A few tips from early experimentation. You want as little code and documentation as possible, but no less than that. Part of the game is managing Claude’s attention. Use directory structure aggressively to embed documentation near the relevant code. Try not to introduce dependencies if you can avoid it. When Claude can see the entire implementation, it reasons better.

The code and documentation Claude understands best is what it wrote itself. You don’t need to write much by hand. Balancing “Claude only sees what’s in git” with “this file full of PII and secrets is absolute prompt context gold” is tricky. But you do want that full context available when you ask Claude to do things. One approach is to create a git-ignored directory where you manually store high-value context files.
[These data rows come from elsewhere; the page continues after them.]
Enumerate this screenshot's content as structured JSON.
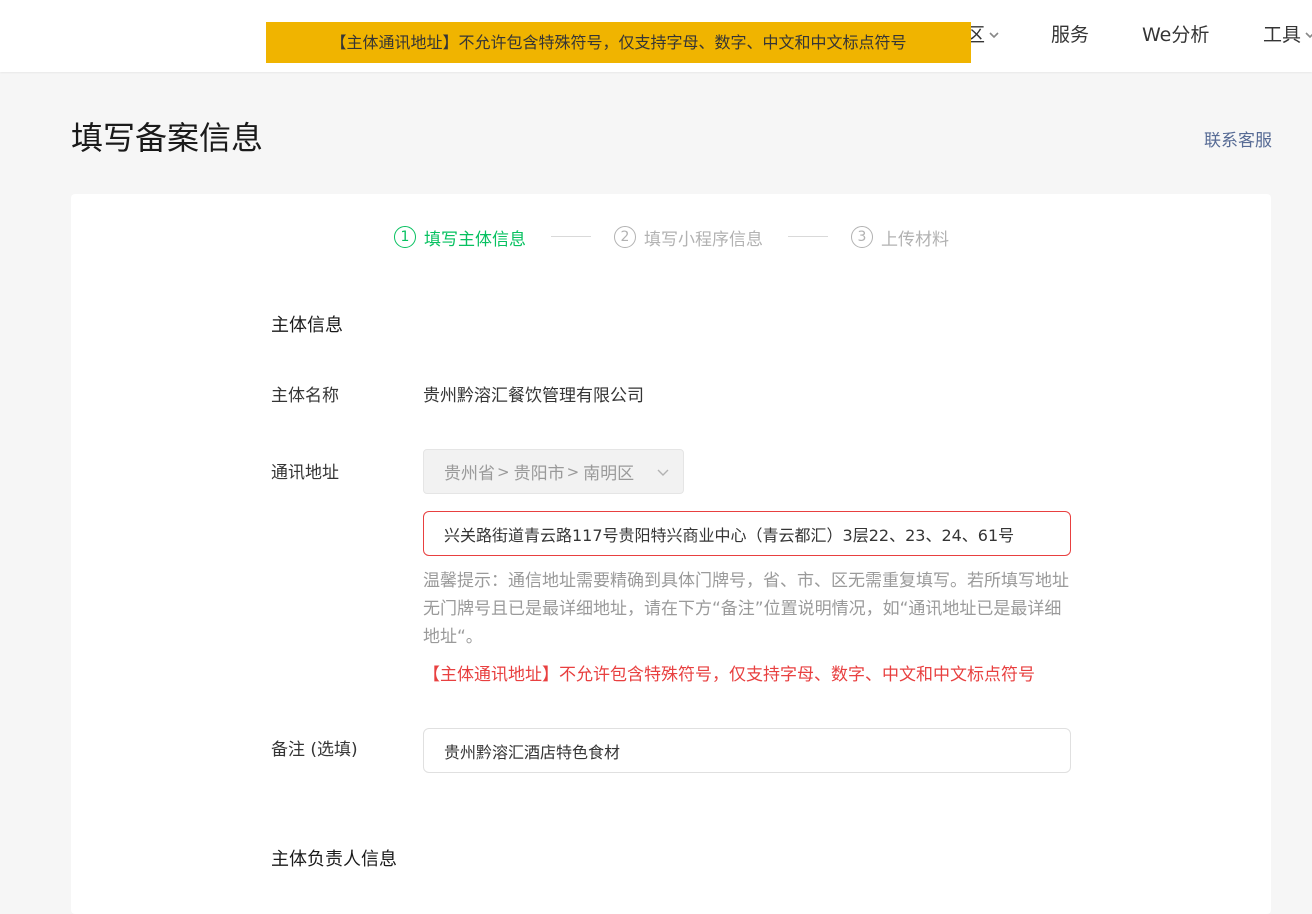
{
  "topnav": {
    "partial_item_label": "区",
    "items": [
      {
        "label": "服务"
      },
      {
        "label": "We分析"
      },
      {
        "label": "工具"
      }
    ]
  },
  "toast": {
    "text": "【主体通讯地址】不允许包含特殊符号，仅支持字母、数字、中文和中文标点符号",
    "color": "#f0b400"
  },
  "header": {
    "title": "填写备案信息",
    "contact_label": "联系客服"
  },
  "steps": [
    {
      "number": "1",
      "label": "填写主体信息",
      "active": true
    },
    {
      "number": "2",
      "label": "填写小程序信息",
      "active": false
    },
    {
      "number": "3",
      "label": "上传材料",
      "active": false
    }
  ],
  "subject_section": {
    "title": "主体信息",
    "name_label": "主体名称",
    "name_value": "贵州黔溶汇餐饮管理有限公司",
    "address_label": "通讯地址",
    "region": {
      "province": "贵州省",
      "city": "贵阳市",
      "district": "南明区"
    },
    "address_value": "兴关路街道青云路117号贵阳特兴商业中心（青云都汇）3层22、23、24、61号",
    "hint": "温馨提示：通信地址需要精确到具体门牌号，省、市、区无需重复填写。若所填写地址无门牌号且已是最详细地址，请在下方“备注”位置说明情况，如“通讯地址已是最详细地址“。",
    "error": "【主体通讯地址】不允许包含特殊符号，仅支持字母、数字、中文和中文标点符号",
    "remark_label": "备注 (选填)",
    "remark_value": "贵州黔溶汇酒店特色食材"
  },
  "owner_section": {
    "title": "主体负责人信息"
  },
  "colors": {
    "accent": "#07c160",
    "error": "#e84040",
    "link": "#576b95",
    "toast": "#f0b400"
  }
}
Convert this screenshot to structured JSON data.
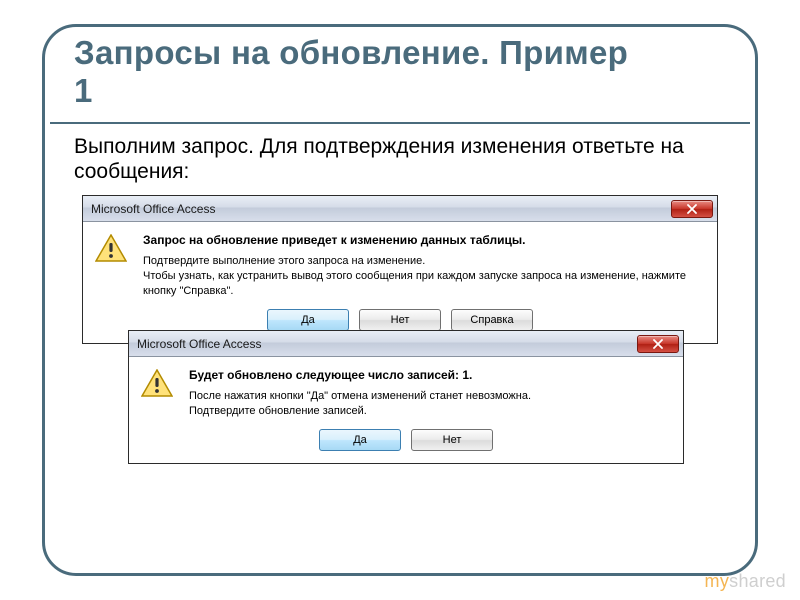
{
  "slide": {
    "title": "Запросы на обновление. Пример 1",
    "body": "Выполним запрос. Для подтверждения изменения ответьте на сообщения:"
  },
  "dialog1": {
    "app_title": "Microsoft Office Access",
    "heading": "Запрос на обновление приведет к изменению данных таблицы.",
    "line1": "Подтвердите выполнение этого запроса на изменение.",
    "line2": "Чтобы узнать, как устранить вывод этого сообщения при каждом запуске запроса на изменение, нажмите кнопку \"Справка\".",
    "btn_yes": "Да",
    "btn_no": "Нет",
    "btn_help": "Справка"
  },
  "dialog2": {
    "app_title": "Microsoft Office Access",
    "heading": "Будет обновлено следующее число записей: 1.",
    "line1": "После нажатия кнопки \"Да\" отмена изменений станет невозможна.",
    "line2": "Подтвердите обновление записей.",
    "btn_yes": "Да",
    "btn_no": "Нет"
  },
  "watermark": {
    "pre": "my",
    "rest": "shared"
  }
}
Also be aware that Claude will happily include that PII and those secrets in documentation it generates unless you explicitly tell it not to.

Finally, try adopting the mindset that the code itself is not the important artifact. The code is almost disposable. The important pieces are the documentation, especially the prompts. That’s where the leverage lives.

PS. The inspiration for all of this came from a podcast episode with a $4B CPO on using Claude Code for productivity. Listen from about 3:30 to 28:00.